Sunday, October 21, 2018

Doctor Who and the Adventure of Rosa Parks' Head

To-day's new episode of Doctor Who, "Rosa", is the worst episode of the revived era. It might even be the worst in Doctor Who history. I certainly don't find "The Twin Dilemma" as annoying and it made a lot more sense. But let's take a closer look at "Rosa".

Spoilers after the screenshot

Is this close enough? How about we throw in a hundred more close-ups of everyone? This was a problem in last week's episode but minor enough I didn't think it worth mentioning. With "Rosa" I was starting to wonder how often no two people were in the same room at time of filming. Both episodes were directed by Mark Tonderai so maybe next week's, directed by Sallie Aprahamian, will be better.

The three Companions thing continues to make things awkward with scene after scene scrupulously giving us one line each from the Doctor's (Jodie Whittaker) queue of ducklings.

The Doctor and the gang find themselves in a cheap recreation of 1955 Alabama populated by angry British actors with bad American accents. I don't think the guy who slapped Ryan (Tosin Cole) was even trying.

I guess they blew all their location budget in South Africa. Well, I don't mind the backlot so much, certainly Doctor Who has done brilliantly with much less.

The episode revolves around Rosa Parks, played by Vinette Robinson, who appeared as a different character in Chris Chibnall's first Doctor Who episode, "42", when she had a real accent. But at least this time we get closer to her head.

Rosa Parks' refusal to give up a seat on a bus to a white passenger was a critical moment in the battle against institutionalised racism. Which makes it a shame the episode only featured out-and-out, foaming at the mouth racists, who only needed cuirasses and cat-o-nine-tails to pass as galley slave overseers from Ben-Hur. The show missed an opportunity to show what it looks like when someone disrupts the status quo not for perpetually irate brutes but for complacent citizens who just accept this as the way things are.

Instead, Rosa Parks and, briefly, noted Trekkie Martin Luther King Jr. (Ray Sesay) are little more than props which the Doctor and companions race around while trying to prevent a criminal Time Traveller (Joshua Bowman) from changing the past. Apparently, though coming from a future where sentient alien life is commonplace, he's still somehow managed to find it in him to specifically hate black people.

Ryan and Yasmin (Mandip Gil) swap stories about encountering racism in the modern day U.K. as an infodump for the audience while persistently joking about the fact that a waitress thought Yasmin was Mexican.

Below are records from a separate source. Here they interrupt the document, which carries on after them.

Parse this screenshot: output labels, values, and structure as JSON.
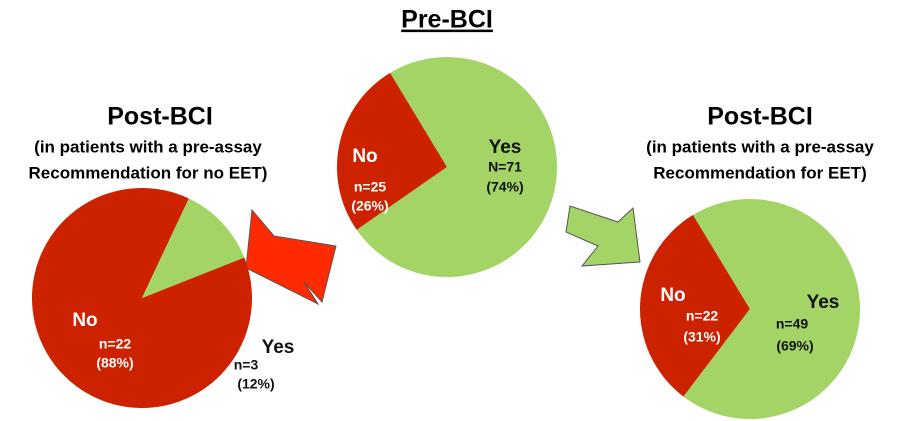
{
  "chart_data": [
    {
      "type": "pie",
      "title": "Pre-BCI",
      "categories": [
        "No",
        "Yes"
      ],
      "values": [
        25,
        71
      ],
      "value_labels": [
        "n=25",
        "N=71"
      ],
      "percentages": [
        26,
        74
      ],
      "percent_labels": [
        "(26%)",
        "(74%)"
      ],
      "colors": [
        "#cc2200",
        "#a3d465"
      ]
    },
    {
      "type": "pie",
      "title": "Post-BCI",
      "subtitle": [
        "(in patients with a pre-assay",
        "Recommendation for no EET)"
      ],
      "categories": [
        "No",
        "Yes"
      ],
      "values": [
        22,
        3
      ],
      "value_labels": [
        "n=22",
        "n=3"
      ],
      "percentages": [
        88,
        12
      ],
      "percent_labels": [
        "(88%)",
        "(12%)"
      ],
      "colors": [
        "#cc2200",
        "#a3d465"
      ]
    },
    {
      "type": "pie",
      "title": "Post-BCI",
      "subtitle": [
        "(in patients with a pre-assay",
        "Recommendation for EET)"
      ],
      "categories": [
        "No",
        "Yes"
      ],
      "values": [
        22,
        49
      ],
      "value_labels": [
        "n=22",
        "n=49"
      ],
      "percentages": [
        31,
        69
      ],
      "percent_labels": [
        "(31%)",
        "(69%)"
      ],
      "colors": [
        "#cc2200",
        "#a3d465"
      ]
    }
  ]
}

For some reason they find this really funny to the point where I got the feeling that they had something against Mexicans which I assume was not the intention.

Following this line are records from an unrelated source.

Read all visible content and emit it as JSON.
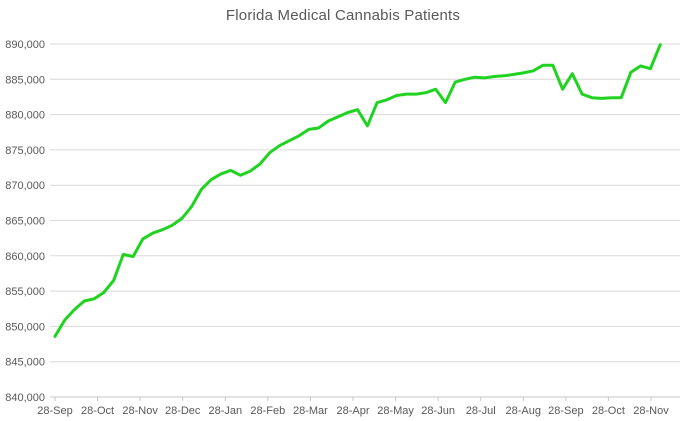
{
  "chart_data": {
    "type": "line",
    "title": "Florida Medical Cannabis Patients",
    "xlabel": "",
    "ylabel": "",
    "x_unit": "weekly observations",
    "x_tick_labels": [
      "28-Sep",
      "28-Oct",
      "28-Nov",
      "28-Dec",
      "28-Jan",
      "28-Feb",
      "28-Mar",
      "28-Apr",
      "28-May",
      "28-Jun",
      "28-Jul",
      "28-Aug",
      "28-Sep",
      "28-Oct",
      "28-Nov"
    ],
    "y_tick_labels": [
      "840,000",
      "845,000",
      "850,000",
      "855,000",
      "860,000",
      "865,000",
      "870,000",
      "875,000",
      "880,000",
      "885,000",
      "890,000"
    ],
    "y_tick_step": 5000,
    "ylim": [
      840000,
      890000
    ],
    "grid": true,
    "legend": "none",
    "series_name": "Patients",
    "values": [
      848600,
      850900,
      852400,
      853600,
      853900,
      854800,
      856500,
      860200,
      859900,
      862400,
      863200,
      863700,
      864300,
      865300,
      867000,
      869400,
      870800,
      871600,
      872100,
      871400,
      872000,
      873000,
      874600,
      875600,
      876300,
      877000,
      877900,
      878100,
      879100,
      879700,
      880300,
      880700,
      878400,
      881700,
      882100,
      882700,
      882900,
      882900,
      883100,
      883600,
      881700,
      884600,
      885000,
      885300,
      885200,
      885400,
      885500,
      885700,
      885900,
      886200,
      887000,
      887000,
      883600,
      885800,
      882900,
      882400,
      882300,
      882400,
      882400,
      886000,
      886900,
      886500,
      889900
    ],
    "colors": {
      "line": "#21d321",
      "gridline": "#d9d9d9",
      "axis_line": "#c6c6c6",
      "tick_text": "#595959",
      "title_text": "#595959",
      "background": "#ffffff"
    }
  }
}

Meanwhile, the Doctor and Graham (Bradley Walsh) are pretending to be a couple to throw off a suspicious police officer (Gareth Marks), which ought to have been a lot funnier than it is. Sometimes Bradley Walsh has a little twinkle about him but generally he seems to be getting as flat as the other two.

The police officer has showed up because . . . Well, we never find out why. The Doctor and Companions have sneaked into a whites only motel room because . . . well, we never find out why. The police officer knew they were there because . . . well, we never find out why. The Doctor says they can't hole up in the TARDIS because they'd be bound to run into their adversary that way. But she doesn't explain why they can't go to a different motel or why they need a motel room just to talk strategy.

But I think the worst part of the episode was the music. The French horns of nobility that came on with every single close up and low angle shot of Rosa Parks. Well, actually, they only served to remind me I wasn't seeing Rosa Parks but Vinette Robinson with glasses.